If goods are damaged during ocean transit, cargo interests often will sue the ship and her owner in an admiralty action for the loss. The primary objective of the lawsuit will be to indemnify the cargo owner for the loss sustained by reason of the carrier’s fault. In maritime cases involving cargo damaged through the fault of ocean carriers, the carrier’s liability is generally measured by the difference between the market value of the cargo in the condition in which it should have arrived at the discharge port and its market value in its damaged condition. Cargo interests bear the burden of proving the carrier’s liability for the loss as well as the quantum of damages. The cargo owner is also under a duty to take reasonable efforts to mitigate its losses. This is based upon the principle that damages the cargo owner might have avoided with reasonable effort are not caused by the ocean carrier’s fault and, therefore, should not charge against vessel interests.

Consignee generally accepts goods
Generally, when goods are shipped by vessel and become damaged in transit, the cargo owner (consignee) nevertheless has a duty to accept the shipment at discharge and then look to the carrier for payment of the loss. This is based on the legal theory that the ocean carrier has a duty to make delivery of the cargo, and its liability as such ceases upon delivery of the shipment to the consignee. It is also based on rationale that the consignee is in much better position to dispose of the damaged merchandise than the ocean carrier, which is not in the business of buying and selling cargo. What if the cargo is totally damaged as a result of causes for which the ocean carrier is liable? Must the consignee take delivery of the useless cargo?
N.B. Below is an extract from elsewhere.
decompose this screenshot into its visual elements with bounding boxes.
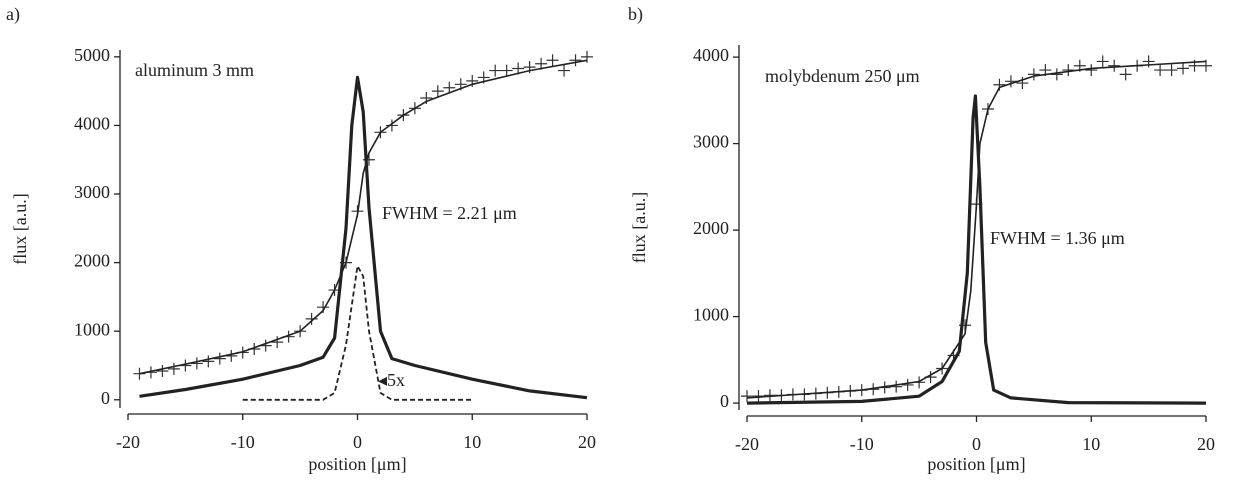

There is case law to the effect that consignees are justified in refusing to accept delivery of cargo that is practically valueless. What if the cargo is totally damaged, but the ocean carrier is found not liable for the loss? Must the consignee take delivery of its worthless cargo? This question was recently answered by the U.S. District Court for the Middle District of Florida, in the Tasman Star decision (1994 A.M.C. 1617).

The case of the burned bananas
In the Tasman Star case ( a case of first impression), a cargo owner sued vessel interests for $1,172,017 for a total loss of its banana cargo as a result of shipboard fire. Vessel interests filed a counterclaim against the cargo owner in the amount of $106,363, for costs associated with the discharge and disposal of the ruined cargo. The court held that vessel interests were not liable for the loss, as they had met their burden of proving the damage resulted from a statutorily excepted cause (Fire Statute). Furthermore, there was no negligence on the part of vessel interests in causing the damage.